Data Protection Officer
LMbox SAS has appointed a Data Protection Officer (DPO):
- Email: dpo@lmbox.eu
- Postal: registered office, attn. DPO
Data processed, purposes, legal bases
| Data category | Purpose | Legal basis | Retention |
|---|---|---|---|
| Identity (name, role, company) submitted via contact or demo form | Respond, qualify, organise commercial discussion | Pre-contractual measures — art. 6.1.b | 3 years from last contact |
| Professional contact details (email, phone) | B2B prospecting | Legitimate interest — art. 6.1.f | 3 years from last contact |
| Aggregated navigation data (no persistent cookie) | Anonymous audience metrics via Plausible | Legitimate interest — art. 6.1.f | 12 months |
| Technical data (IP, user-agent, referer) | Site security, abuse prevention | Legitimate interest — art. 6.1.f | 30 days |
| Admin account (email, hashed password, access logs) | Back-office authentication | Contract — art. 6.1.b | Contract duration + 5 years |
| Contractual data (quotes, contracts, invoices) | Performance and invoicing | Contract — art. 6.1.b and legal obligation — art. 6.1.c | 10 years (accounting) |
LMbox does not collect sensitive data within the meaning of GDPR article 9.
No sale, no profiling
LMbox SAS does not sell your data. No advertising cookies (Google Ads, Meta, LinkedIn, TikTok, etc.). No third-party tracking pixel.
Recipients
Data is accessed only by authorised LMbox SAS staff. Sub-processors, all located in the European Union and bound by GDPR article 28 contracts:
| Sub-processor | Purpose | Location |
|---|---|---|
| Scaleway SAS (Paris Trade Register 433 115 904, 75008 Paris) | Marketing site and database hosting | Datacenters in metropolitan France |
| Plausible Analytics | Audience metrics | Germany (EU) |
| [Transactional email — to be completed] | Contact form replies | France or EU |
No sub-processor is subject to the CLOUD Act, nor to any transfer to the United States or any third country lacking an adequacy decision.
Cross-border transfers
No personal data is transferred outside the European Union, nor to any jurisdiction subject to extra-territorial laws conflicting with the GDPR (CLOUD Act, FISA 702, etc.).
Security
Technical and organisational measures: TLS 1.3 encryption, encrypted backups, 2FA for administrators, least-privilege access, password hashing (Argon2id), security patching SLA < 30 days for critical CVEs, automated vulnerability scanning (Brakeman, bundler-audit) on every deploy.
In case of personal data breach likely to result in a high risk, LMbox will notify the CNIL within 72 hours and inform affected individuals as soon as possible (GDPR articles 33–34).
Your rights
Under GDPR articles 15–22, you have the rights to: access, rectification, erasure, restriction of processing, data portability, objection, and post-mortem directives.
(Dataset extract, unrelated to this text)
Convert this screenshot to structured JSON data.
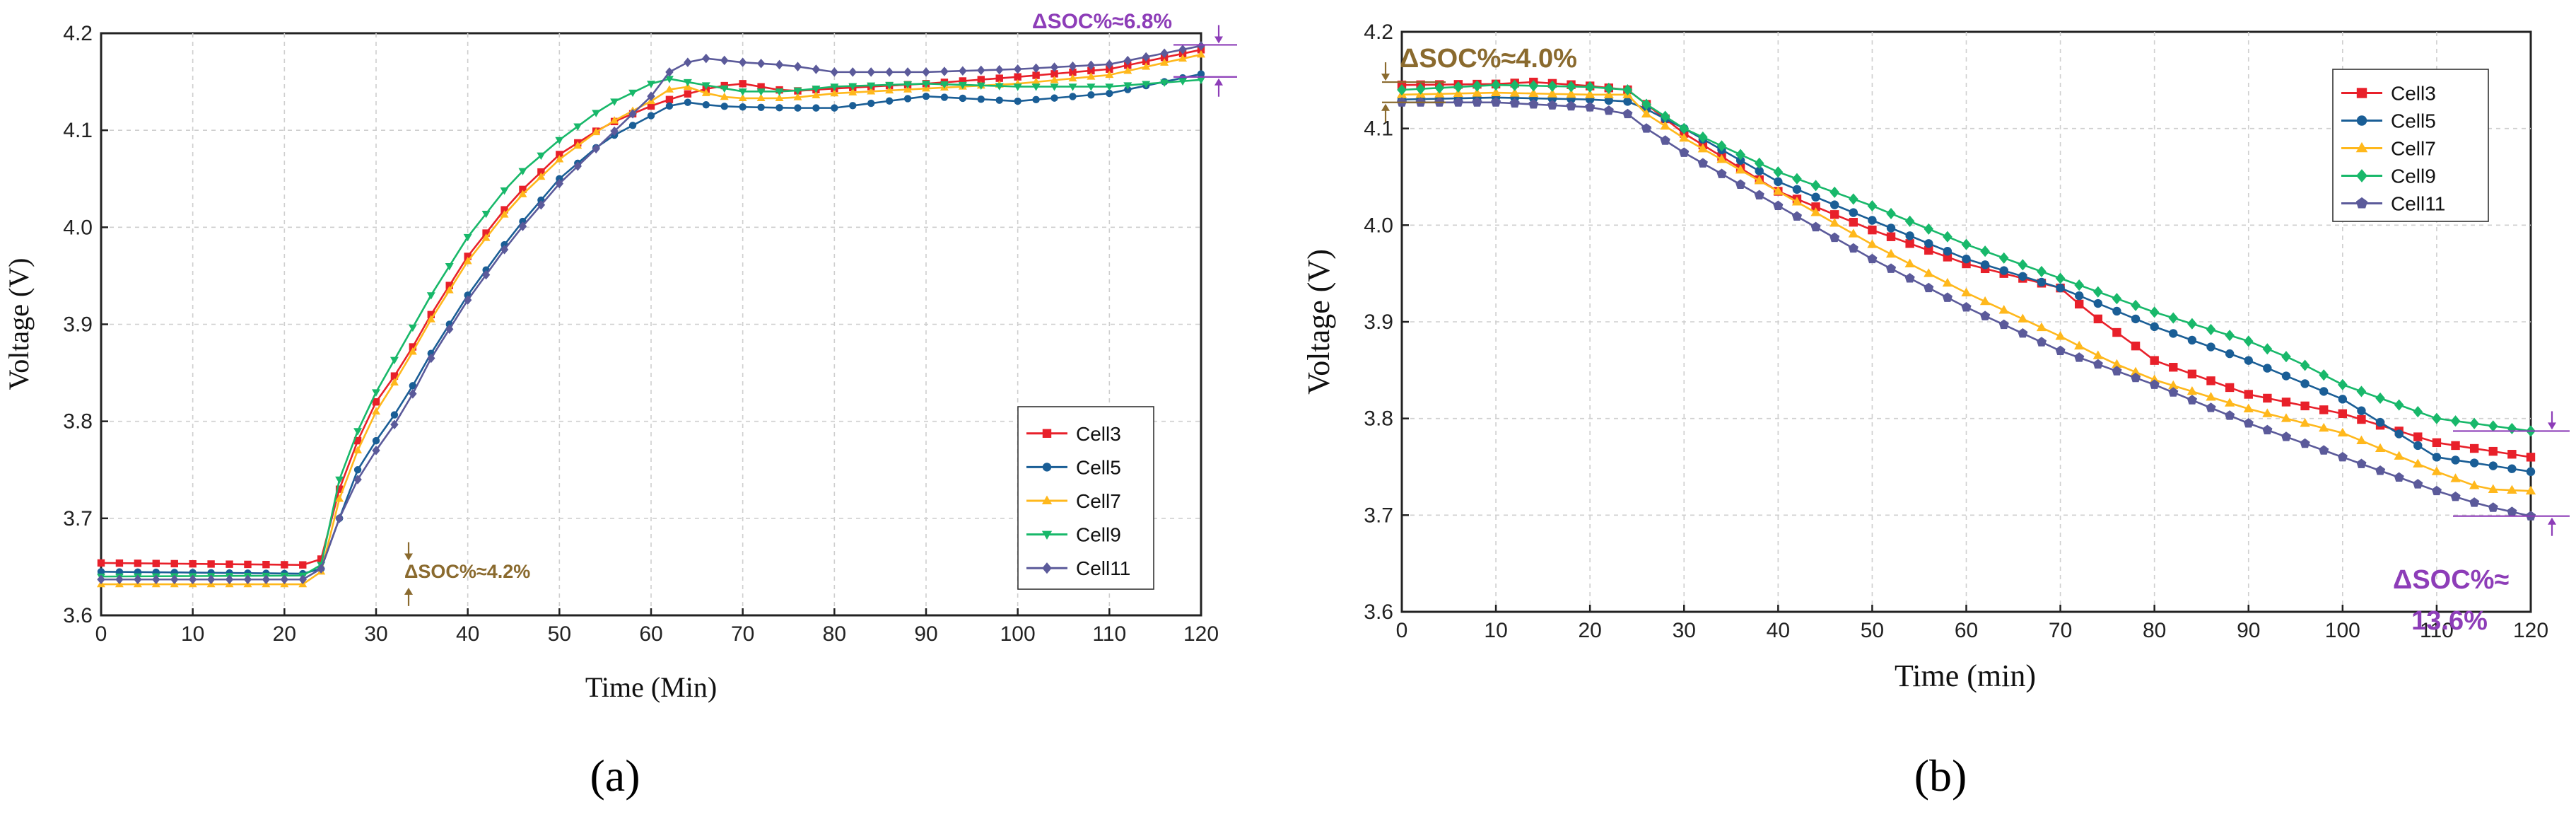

To exercise your rights: dpo@lmbox.eu. LMbox responds within one month, extendable by two months for complex requests.
Lodging a complaint
If you believe your rights are not respected after contacting us, you may lodge a complaint with the French data protection authority (CNIL):
- Online: www.cnil.fr/en/plaintes
- Postal: 3 place de Fontenoy — TSA 80715 — 75334 Paris Cedex 07 — France
Cookies
The site uses a minimal set of strictly necessary cookies:
| Cookie | Purpose | Duration |
|---|---|---|
_lmbox_session |
Session, CSRF protection | Browser session |
locale |
Language preference (FR/EN) | 1 year |
cookie_consent |
Cookie choice memory | 6 months |
No third-party, advertising or behavioural tracking cookies.
Plausible Analytics operates without cookies and collects no personally identifiable data; consequently — under CNIL deliberation 2020-091 — no prior consent is required.
Modifications
This policy may be updated. The current version date appears at the top. In case of substantial change, users with an account or who provided their email will be notified.